Is hate a poison that is always within, waiting to protect the self with a shell that scratches at those who come near? Are too many of us too innately the survivalist dependent on the tribal, afraid, innately, to test the self against / to present the self to the unknowns of people who are not like me? Do they need guns and weapons and manifestos because looking into someone’s heart might profoundly reveal that there was never a reason to stand separate.
My face feels unfamiliar to me. The skin that I obsessively moisturize is bumpy and tingles with an itchy dryness that cannot be moisturized away. I press ice to it, numbing the irritation.
The battle of good and evil.
The clash between love and hate.
This interminable space that separates fear from acceptance.
Summer. Another season.
Last night there was a pounding storm. Now there is oppressive sun and heat. And still my skin. And still to contemplate hate.
It must be deep inside: the sand that an oyster uses to create a pearl must be for us a switch that turns the self into a representation, a weapon. Could it be that in the interior of self we are so far removed from any degree of intelligence that we are only that ancient instinct for survival and all that does not mirror us is a danger? Is that a place where rationality dissolves and we seep back into the past beyond memory?

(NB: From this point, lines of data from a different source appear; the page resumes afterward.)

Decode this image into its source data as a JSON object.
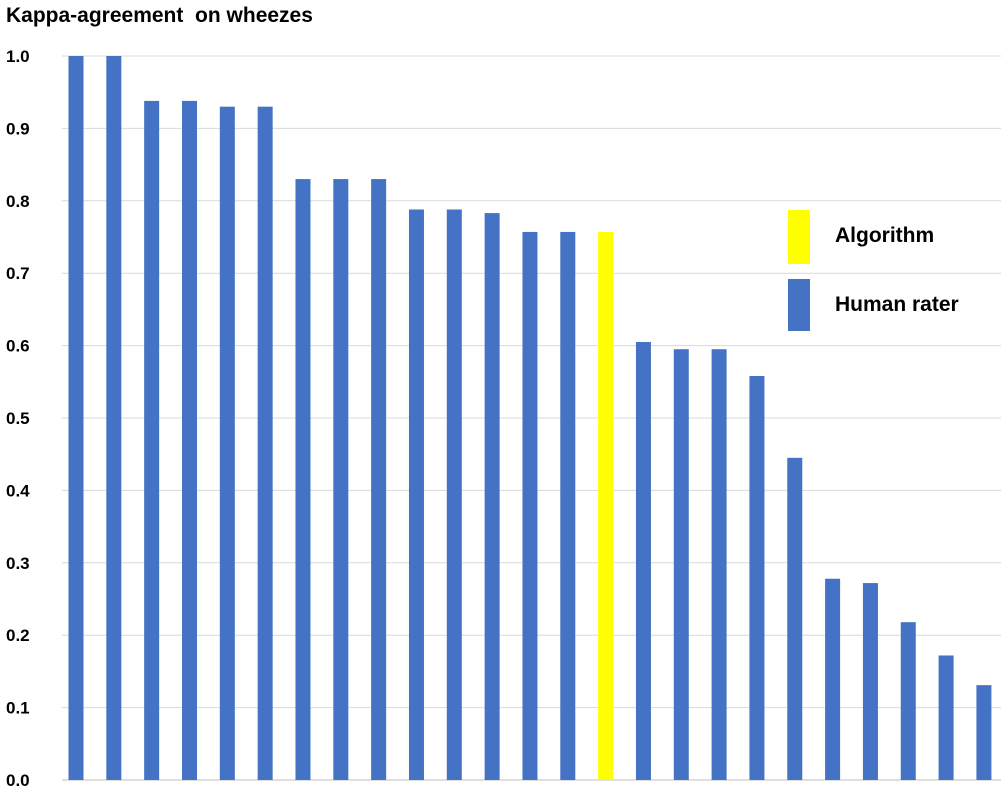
{
  "chart_data": {
    "type": "bar",
    "title": "Kappa-agreement  on wheezes",
    "ylim": [
      0.0,
      1.0
    ],
    "yticks": [
      "0.0",
      "0.1",
      "0.2",
      "0.3",
      "0.4",
      "0.5",
      "0.6",
      "0.7",
      "0.8",
      "0.9",
      "1.0"
    ],
    "grid": true,
    "legend_position": "right",
    "series": [
      {
        "name": "Algorithm",
        "color": "#FFFF00"
      },
      {
        "name": "Human rater",
        "color": "#4472C4"
      }
    ],
    "bars": [
      {
        "value": 1.0,
        "series": "Human rater"
      },
      {
        "value": 1.0,
        "series": "Human rater"
      },
      {
        "value": 0.938,
        "series": "Human rater"
      },
      {
        "value": 0.938,
        "series": "Human rater"
      },
      {
        "value": 0.93,
        "series": "Human rater"
      },
      {
        "value": 0.93,
        "series": "Human rater"
      },
      {
        "value": 0.83,
        "series": "Human rater"
      },
      {
        "value": 0.83,
        "series": "Human rater"
      },
      {
        "value": 0.83,
        "series": "Human rater"
      },
      {
        "value": 0.788,
        "series": "Human rater"
      },
      {
        "value": 0.788,
        "series": "Human rater"
      },
      {
        "value": 0.783,
        "series": "Human rater"
      },
      {
        "value": 0.757,
        "series": "Human rater"
      },
      {
        "value": 0.757,
        "series": "Human rater"
      },
      {
        "value": 0.757,
        "series": "Algorithm"
      },
      {
        "value": 0.605,
        "series": "Human rater"
      },
      {
        "value": 0.595,
        "series": "Human rater"
      },
      {
        "value": 0.595,
        "series": "Human rater"
      },
      {
        "value": 0.558,
        "series": "Human rater"
      },
      {
        "value": 0.445,
        "series": "Human rater"
      },
      {
        "value": 0.278,
        "series": "Human rater"
      },
      {
        "value": 0.272,
        "series": "Human rater"
      },
      {
        "value": 0.218,
        "series": "Human rater"
      },
      {
        "value": 0.172,
        "series": "Human rater"
      },
      {
        "value": 0.131,
        "series": "Human rater"
      }
    ]
  }
}
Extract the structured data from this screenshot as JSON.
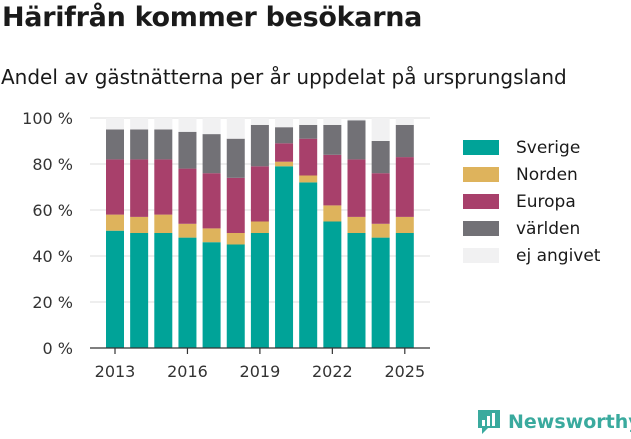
{
  "title": "Härifrån kommer besökarna",
  "subtitle": "Andel av gästnätterna per år uppdelat på ursprungsland",
  "brand": {
    "name": "Newsworthy"
  },
  "chart_data": {
    "type": "bar",
    "stacked": true,
    "categories": [
      "2013",
      "2014",
      "2015",
      "2016",
      "2017",
      "2018",
      "2019",
      "2020",
      "2021",
      "2022",
      "2023",
      "2024",
      "2025"
    ],
    "x_tick_labels": [
      "2013",
      "2016",
      "2019",
      "2022",
      "2025"
    ],
    "y_tick_labels": [
      "0 %",
      "20 %",
      "40 %",
      "60 %",
      "80 %",
      "100 %"
    ],
    "ylim": [
      0,
      100
    ],
    "grid": true,
    "legend_position": "right",
    "series": [
      {
        "name": "Sverige",
        "color": "#00a398",
        "values": [
          51,
          50,
          50,
          48,
          46,
          45,
          50,
          79,
          72,
          55,
          50,
          48,
          50
        ]
      },
      {
        "name": "Norden",
        "color": "#deb35c",
        "values": [
          7,
          7,
          8,
          6,
          6,
          5,
          5,
          2,
          3,
          7,
          7,
          6,
          7
        ]
      },
      {
        "name": "Europa",
        "color": "#a8406b",
        "values": [
          24,
          25,
          24,
          24,
          24,
          24,
          24,
          8,
          16,
          22,
          25,
          22,
          26
        ]
      },
      {
        "name": "världen",
        "color": "#727176",
        "values": [
          13,
          13,
          13,
          16,
          17,
          17,
          18,
          7,
          6,
          13,
          17,
          14,
          14
        ]
      },
      {
        "name": "ej angivet",
        "color": "#f1f1f2",
        "values": [
          5,
          5,
          5,
          6,
          7,
          9,
          3,
          4,
          3,
          3,
          1,
          10,
          3
        ]
      }
    ]
  }
}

Perhaps hate, racial hate, hate of the other, anti-Semitism, actually shows that we humans have progressed from the dawn of pre-time because there are those among us who don’t differentiate and label and shun and pummel. Maybe the only thing positive about a murderous racial rampage is that the murderers and their apologists are over there, in the thicket of instincts, but there are those of us who cry in pain and sorrow and deep regret that we could not reach into that shell of hate to help them see that other is another word for neighbor.